From December 2017 to August 2018, ectomycorrhizal samples were collected from Quercus virginiana forest in Shangyu, Zhejiang four times. Genomic DNA from ectomycorrhizal root samples was extracted using CTAB method. We utilized internal transcribed spacer 2 (ITS2) as a barcode for pyrosequencing, which was amplified using fITS7 (5'-GTGARTCATCGAATCTTTG-3') and ITS4 (5'-TCCTCCGCTTATTGATATGC- 3') primer pair (Ihrmark et al. 2012). All PCR reactions were carried out with Phusion® High– Fidelity PCR Master Mix (New England Biolabs).
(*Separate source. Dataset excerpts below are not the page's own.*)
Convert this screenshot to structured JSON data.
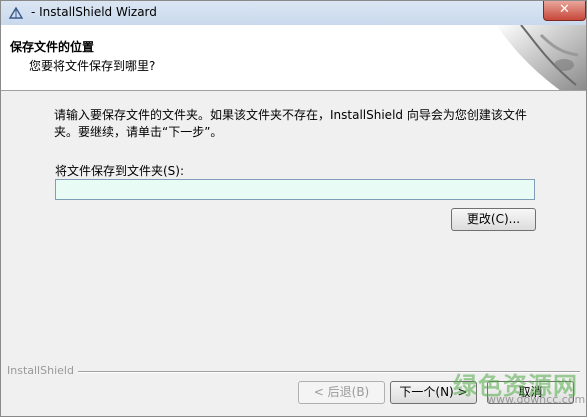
{
  "window": {
    "title": "- InstallShield Wizard",
    "close_glyph": "✕"
  },
  "header": {
    "title": "保存文件的位置",
    "subtitle": "您要将文件保存到哪里?"
  },
  "main": {
    "description": "请输入要保存文件的文件夹。如果该文件夹不存在，InstallShield 向导会为您创建该文件夹。要继续，请单击“下一步”。",
    "folder_label": "将文件保存到文件夹(S):",
    "folder_value": "",
    "change_button": "更改(C)..."
  },
  "footer": {
    "brand": "InstallShield",
    "back_button": "< 后退(B)",
    "next_button": "下一个(N) >",
    "cancel_button": "取消",
    "back_enabled": false
  },
  "watermark": {
    "text": "绿色资源网",
    "url": "www.downcc.com"
  },
  "icons": {
    "app": "installshield-icon",
    "header_art": "installshield-face-art"
  }
}
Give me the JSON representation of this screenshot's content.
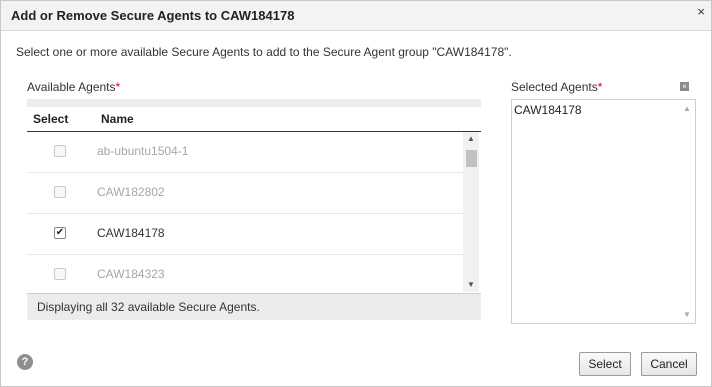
{
  "dialog": {
    "title": "Add or Remove Secure Agents to CAW184178",
    "close_glyph": "×",
    "instructions": "Select one or more available Secure Agents to add to the Secure Agent group \"CAW184178\"."
  },
  "available": {
    "label": "Available Agents",
    "required_mark": "*",
    "columns": {
      "select": "Select",
      "name": "Name"
    },
    "rows": [
      {
        "name": "ab-ubuntu1504-1",
        "checked": false,
        "enabled": false
      },
      {
        "name": "CAW182802",
        "checked": false,
        "enabled": false
      },
      {
        "name": "CAW184178",
        "checked": true,
        "enabled": true
      },
      {
        "name": "CAW184323",
        "checked": false,
        "enabled": false
      }
    ],
    "status": "Displaying all 32 available Secure Agents."
  },
  "selected": {
    "label": "Selected Agents",
    "required_mark": "*",
    "clear_glyph": "×",
    "items": [
      "CAW184178"
    ]
  },
  "footer": {
    "help_glyph": "?",
    "select_label": "Select",
    "cancel_label": "Cancel"
  },
  "icons": {
    "close": "close-icon",
    "help": "help-icon",
    "clear": "clear-icon",
    "check": "checkmark-icon"
  }
}
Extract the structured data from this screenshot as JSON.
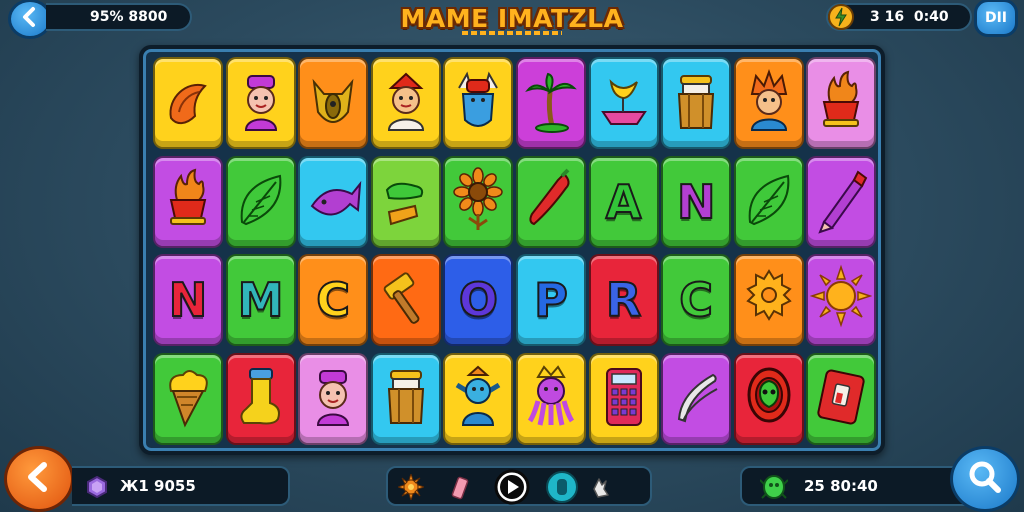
{
  "header": {
    "back_icon": "chevron-left-icon",
    "left_stat": "95% 8800",
    "title": "MAME IMATZLA",
    "right_stat": "3 16  0:40",
    "right_stat_icon": "bolt-coin-icon",
    "menu_label": "DII"
  },
  "board": {
    "columns": 10,
    "rows": 4,
    "tiles": [
      {
        "color": "#ffd21c",
        "icon": "croissant-icon"
      },
      {
        "color": "#ffd21c",
        "icon": "pink-character-icon"
      },
      {
        "color": "#ff8f1a",
        "icon": "horned-mask-icon"
      },
      {
        "color": "#ffd21c",
        "icon": "boy-red-hat-icon"
      },
      {
        "color": "#ffd21c",
        "icon": "viking-blue-beard-icon"
      },
      {
        "color": "#cc3fd9",
        "icon": "palm-tree-icon"
      },
      {
        "color": "#33c8f0",
        "icon": "banana-boat-icon"
      },
      {
        "color": "#33c8f0",
        "icon": "barrel-drum-icon"
      },
      {
        "color": "#ff8f1a",
        "icon": "orange-hair-boy-icon"
      },
      {
        "color": "#e98ee6",
        "icon": "fire-pot-icon"
      },
      {
        "color": "#c24de3",
        "icon": "fire-pot-icon"
      },
      {
        "color": "#42c93a",
        "icon": "green-leaf-icon"
      },
      {
        "color": "#33c8f0",
        "icon": "purple-fish-icon"
      },
      {
        "color": "#7dd43c",
        "icon": "pickle-icon"
      },
      {
        "color": "#42c93a",
        "icon": "sunflower-icon"
      },
      {
        "color": "#42c93a",
        "icon": "red-chili-icon"
      },
      {
        "color": "#42c93a",
        "letter": "A",
        "letter_color": "#32c438"
      },
      {
        "color": "#42c93a",
        "letter": "N",
        "letter_color": "#b23fd1"
      },
      {
        "color": "#42c93a",
        "icon": "green-leaf-icon"
      },
      {
        "color": "#c24de3",
        "icon": "crayon-icon"
      },
      {
        "color": "#c24de3",
        "letter": "N",
        "letter_color": "#e8253a"
      },
      {
        "color": "#42c93a",
        "letter": "M",
        "letter_color": "#31b6ba"
      },
      {
        "color": "#ff8f1a",
        "letter": "C",
        "letter_color": "#ffd21c"
      },
      {
        "color": "#ff6a14",
        "icon": "hammer-icon"
      },
      {
        "color": "#2d5ee8",
        "letter": "O",
        "letter_color": "#5d37d9"
      },
      {
        "color": "#33c8f0",
        "letter": "P",
        "letter_color": "#2569e3"
      },
      {
        "color": "#e8253a",
        "letter": "R",
        "letter_color": "#3a64e6"
      },
      {
        "color": "#42c93a",
        "letter": "C",
        "letter_color": "#42c93a"
      },
      {
        "color": "#ff8f1a",
        "icon": "gear-cog-icon"
      },
      {
        "color": "#c24de3",
        "icon": "sun-icon"
      },
      {
        "color": "#42c93a",
        "icon": "ice-cream-cone-icon"
      },
      {
        "color": "#e8253a",
        "icon": "sock-icon"
      },
      {
        "color": "#e98ee6",
        "icon": "pink-character-icon"
      },
      {
        "color": "#33c8f0",
        "icon": "barrel-drum-icon"
      },
      {
        "color": "#ffd21c",
        "icon": "blue-goblin-icon"
      },
      {
        "color": "#ffd21c",
        "icon": "purple-octopus-icon"
      },
      {
        "color": "#ffd21c",
        "icon": "calculator-icon"
      },
      {
        "color": "#c24de3",
        "icon": "cucumber-icon"
      },
      {
        "color": "#e8253a",
        "icon": "alien-badge-icon"
      },
      {
        "color": "#42c93a",
        "icon": "battery-card-icon"
      }
    ]
  },
  "footer": {
    "left_stat": "Ж1 9055",
    "left_stat_icon": "purple-gem-icon",
    "right_stat": "25 80:40",
    "right_stat_icon": "green-creature-icon",
    "back_icon": "chevron-left-icon",
    "search_icon": "search-icon",
    "center_icons": [
      "gear-sun-icon",
      "eraser-icon",
      "play-icon",
      "capsule-icon",
      "hand-icon"
    ]
  },
  "colors": {
    "accent_blue": "#1a78c9",
    "accent_orange": "#e0530e",
    "title_gold": "#ffb21e",
    "hud_bg": "#0c1a26"
  }
}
Then, samples were purified with Qiagen Gel Extraction Kit (Qiagen, Germany). Library preparation and sequencing Library was generated using TruSeq® DNA PCR–Free Sample Preparation Kit (Illumina, USA), then its quality was assessed on the Qubit@ 2.0 Fluorometer (Thermo Scientific) and Agilent Bioanalyzer 2100 system. The amplicon library was sequenced on the Illumina HiSeq2500 platform and 250 bp paired–end reads were generated.